Trump has been wooing lawmakers to vote for the bill. He won the backing of a dozen conservative lawmakers on Friday after an Oval Office meeting in which the president endorsed a work requirement and block-grant option for Medicaid.

But there are still holdouts. Even as Ryan said he felt “very good” about the health bill’s prospects in the House, a leading conservative lawmaker told the C-Span “Newsmakers” program that there were currently 40 Republican “no” votes in the House. Republicans hold a majority in the chamber but cannot afford to have more than 21 defections for the measure to pass.

Representative Mark Meadows, the chairman of the hardline conservative House Freedom Caucus, said the bill would “absolutely not” pass the way it is now.

Meadows, a North Carolina Republican, also said the changes being considered for the Medicaid program would not go far enough, if they left it up to states to decide whether to put in place a work requirement.

An optional work requirement for Medicaid would be “a step backwards, not a step forwards,” Meadows said in an appearance on C-Span’s “Newsmakers.”

Even if the healthcare bill were to pass the House, it also would face significant challenges in the Senate.

Senator Tom Cotton, a conservative Arkansas Republican who has been a critic of the legislation, said that the problem with the legislation was that it would not reduce premiums for people on the private insurance market.
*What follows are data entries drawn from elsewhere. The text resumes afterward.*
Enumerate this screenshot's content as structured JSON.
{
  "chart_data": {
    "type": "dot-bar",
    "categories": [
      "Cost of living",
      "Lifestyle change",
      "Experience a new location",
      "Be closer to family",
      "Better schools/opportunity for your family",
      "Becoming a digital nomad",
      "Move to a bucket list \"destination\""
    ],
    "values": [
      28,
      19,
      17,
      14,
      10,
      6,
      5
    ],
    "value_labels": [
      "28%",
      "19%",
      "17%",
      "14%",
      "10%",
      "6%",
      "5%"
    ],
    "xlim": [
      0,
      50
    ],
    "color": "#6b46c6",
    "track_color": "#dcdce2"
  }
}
Lawmakers need to slow down and solve this problem, he said.

“It’s fixable, but it’s going to take a lot of work,” Cotton said on CNN’s “State of the Union.”

Moderate Republicans have also expressed concerns about the bill, and their worries are often not the same as conservatives’.

Speaking on NBC’s “Meet the Press,” Republican Senator Susan Collins of Maine said she was concerned about the impact of the proposal on older Americans. She also worried the bill would shift Medicaid costs to states — something critics say a block-grant approach would only make
worse.

Collins said coverage issues must also be dealt with, citing a report from the Congressional Budget Office that said 14 million people would lose health coverage under the House bill over the next year and 24 million over the next decade.